53-Mulai Ada Rasa

1.2K 146 6
                                    

"Bagiku dia anugerah tapi bisa jadi baginya aku ini musibah."

-Adara Mikhayla Siregar-

•••

Aku pulang ke rumah dengan wajah tertekuk kesal. Bagaimana tidak? Mamah dan Arda bersekongkol membuatku dongkol. Sepanjang perbincangan mereka tak henti-henti menyinggung perihal momongan dan keturunan. Seperti tak ada topik lain lagi saja. Aku sangat kesal dan muak dibuatnya. Tapi mereka malah semakin gencar dan membuatku naik pitam. Kalau tidak ingat dengan rasa hormat, mungkin aku sudah ngamuk dan mencakar wajah menyebalkan mereka.

"Jelek kamu kalau pasang tampang kaya gitu," cetus Arda saat kami baru saja memasuki kamar. Aku hanya melirik sengit ke arahnya. Aku takkan termakan bujuk rayu setan darinya.

"Tadi bercanda, Adara.
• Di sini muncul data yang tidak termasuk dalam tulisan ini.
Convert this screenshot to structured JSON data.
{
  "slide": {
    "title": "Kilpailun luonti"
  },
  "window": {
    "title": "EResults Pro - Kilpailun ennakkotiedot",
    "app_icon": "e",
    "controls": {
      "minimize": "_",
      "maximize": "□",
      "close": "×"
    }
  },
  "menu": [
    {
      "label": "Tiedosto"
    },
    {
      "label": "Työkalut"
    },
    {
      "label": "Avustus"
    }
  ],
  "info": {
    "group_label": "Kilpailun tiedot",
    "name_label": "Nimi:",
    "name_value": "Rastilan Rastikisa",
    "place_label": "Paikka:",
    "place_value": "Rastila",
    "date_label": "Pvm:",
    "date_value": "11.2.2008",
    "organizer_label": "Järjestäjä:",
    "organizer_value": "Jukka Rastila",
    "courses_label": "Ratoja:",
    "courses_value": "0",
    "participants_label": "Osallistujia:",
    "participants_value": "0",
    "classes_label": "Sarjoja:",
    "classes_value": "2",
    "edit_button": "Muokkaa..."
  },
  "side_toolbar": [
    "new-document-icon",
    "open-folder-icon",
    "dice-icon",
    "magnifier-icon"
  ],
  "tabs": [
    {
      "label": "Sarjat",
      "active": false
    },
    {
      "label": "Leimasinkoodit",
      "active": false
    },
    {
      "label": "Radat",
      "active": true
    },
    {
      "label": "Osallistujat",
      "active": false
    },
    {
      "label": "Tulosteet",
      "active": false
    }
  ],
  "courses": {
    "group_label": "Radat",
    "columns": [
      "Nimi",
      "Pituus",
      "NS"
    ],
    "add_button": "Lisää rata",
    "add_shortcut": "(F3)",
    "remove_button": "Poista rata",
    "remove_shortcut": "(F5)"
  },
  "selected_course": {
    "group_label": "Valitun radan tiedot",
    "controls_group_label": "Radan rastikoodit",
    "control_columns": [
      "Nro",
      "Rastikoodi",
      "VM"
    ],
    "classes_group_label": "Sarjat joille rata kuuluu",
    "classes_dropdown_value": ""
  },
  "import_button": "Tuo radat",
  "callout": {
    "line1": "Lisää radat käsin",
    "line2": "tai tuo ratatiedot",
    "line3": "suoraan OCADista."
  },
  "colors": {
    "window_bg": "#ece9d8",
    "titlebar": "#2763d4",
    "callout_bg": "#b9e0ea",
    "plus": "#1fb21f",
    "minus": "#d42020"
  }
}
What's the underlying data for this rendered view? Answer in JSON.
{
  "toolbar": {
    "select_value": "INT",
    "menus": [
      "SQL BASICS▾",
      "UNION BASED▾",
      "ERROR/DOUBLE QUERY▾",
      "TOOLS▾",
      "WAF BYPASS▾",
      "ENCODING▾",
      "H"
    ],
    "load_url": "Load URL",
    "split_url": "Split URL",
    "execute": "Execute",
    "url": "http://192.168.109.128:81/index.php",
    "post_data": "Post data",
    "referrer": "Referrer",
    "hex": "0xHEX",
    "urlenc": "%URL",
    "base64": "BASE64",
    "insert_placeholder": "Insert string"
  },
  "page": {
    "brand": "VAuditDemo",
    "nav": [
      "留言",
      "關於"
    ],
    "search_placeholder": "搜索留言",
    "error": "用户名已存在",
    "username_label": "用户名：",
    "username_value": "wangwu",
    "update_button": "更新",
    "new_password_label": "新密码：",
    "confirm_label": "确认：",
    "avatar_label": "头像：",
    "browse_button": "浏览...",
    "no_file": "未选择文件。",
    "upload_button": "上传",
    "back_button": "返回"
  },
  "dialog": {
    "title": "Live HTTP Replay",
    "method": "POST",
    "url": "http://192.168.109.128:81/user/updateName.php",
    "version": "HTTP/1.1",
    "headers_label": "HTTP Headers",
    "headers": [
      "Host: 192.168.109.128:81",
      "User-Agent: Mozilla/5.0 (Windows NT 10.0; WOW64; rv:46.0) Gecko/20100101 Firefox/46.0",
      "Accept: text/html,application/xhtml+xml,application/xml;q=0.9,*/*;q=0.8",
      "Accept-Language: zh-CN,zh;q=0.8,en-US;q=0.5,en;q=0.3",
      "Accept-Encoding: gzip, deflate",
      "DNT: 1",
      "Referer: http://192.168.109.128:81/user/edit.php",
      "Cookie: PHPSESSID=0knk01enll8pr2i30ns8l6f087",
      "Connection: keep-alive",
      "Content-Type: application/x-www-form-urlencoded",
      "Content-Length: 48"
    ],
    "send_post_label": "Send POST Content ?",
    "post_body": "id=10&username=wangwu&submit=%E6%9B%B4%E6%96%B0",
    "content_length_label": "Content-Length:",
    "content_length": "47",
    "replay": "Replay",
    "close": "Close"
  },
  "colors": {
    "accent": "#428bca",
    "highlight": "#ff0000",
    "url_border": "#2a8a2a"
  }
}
Jangan terlalu dianggap serius dong," bujuknya dengan tangan sibuk melepaskan alat penunjuk waktu berwarna hitam buluk yang terpasang di pergelangan tangan sebelah kiri.

"Gak lucu tahu, Mas!" sengitku yang menimbulkan helaan napas panjang darinya.

"Iya ... iya ... iya ... Maaf deh," ucapnya setelah berhasil mendaratkan tubuh tepat di sampingku yang kini tengah duduk bersila di atas ranjang. Aku hanya diam tak ada niat sedikit pun untuk menjawab. Masih kesal.

Aku bangkit dari dudukku dan melangkah keluar meninggalkan dia seorang diri di kamar. Lebih baik aku menyiapkan makan malam daripada harus terlibat perbincangan unfaedah bersama dengannya. Tanganku dengan lincah mengambil berbagai macam bahan masakan dalam kulkas, dan segera meramunya menjadi makanan yang layak konsumsi. Jika aku sedang kesal maka memasak adalah cara terampuh sebagai alat pelampiasan.

Namun baru setengah jalan aku memasak, kegiatanku sudah kembali diusik karena ulah tangan Arda yang lagi-lagi merengkuh pinggangku dengan begitu lembutnya. Seketika aku langsung hilang fokus dan konsentrasi, terlebih lagi kini dagunya sudah menempel apik pada sebelah pundakku. Semenjak hubungan kami mulai membaik, entah mengapa dia menjadi lebih agresif dan tak pernah sungkan melakukan kontak fisik. Walau hanya sebatas sebuah rengkuhan tapi jujur itu membuat keringat dingin saling bercucuran. Aku belum terbiasa.

"Lepas, Mas!" pintaku tegas. Dia tak bergerak sedikit pun dan malah berbisik tepat di samping telingaku, "Maafin aku dulu, baru nanti aku lepas."

Aku menghela napas frustrasi dan akhirnya anggukan kecil kuberikan sebagai jawaban. Kukira dia akan segera menyingkir, tapi tahunya dia malah semakin mengeratkan pelukannya.

"Mas!"

"Apa salah kalau aku menginginkan keturunan dari kamu? Apa kamu masih belum bisa menerima aku dalam hidup kamu?" tanyanya dengan suara rendah.

Dengan berat hati aku mematikan kompor lantas dengan susah payah membalik tubuhku agar menghadap ke arahnya. Sebuah sunggingan tipis kutampilkan, bahkan aku pun dengan tak tahu dirinya menggenggam lembut kedua tangan Arda. "Gak ada yang salah, tapi aku gak nyaman saat secara terang-terangan kamu jadikan aku sebagai bahan candaan. Aku tahu niat kamu dan Mamah cuma untuk menggoda aku, tapi please jangan jadikan momongan sebagai bahan lelucon kalian. Aku gak suka, Mas!"

"Maaf," katanya dengan pandangan mata penuh penyesalan. Dia membawa tubuhku dalam dekapannya dan berkali-kali menggaungkan kata maaf, aku hanya mengangguk dan membalas rengkuhan yang dia berikan.

"Jangan pernah kamu berpikir bahwa aku belum bisa benar-benar menerima kamu sebagai suami, karena pada saat aku memutuskan untuk kembali mengulang pernikahan kita, aku sudah memantapkan hati bahwa kamulah jodoh terbaik yang Allah siapkan untukku. Insya Allah aku ikhlas dan ridho," imbuhku dengan kedua sudut bibir yang terangkat.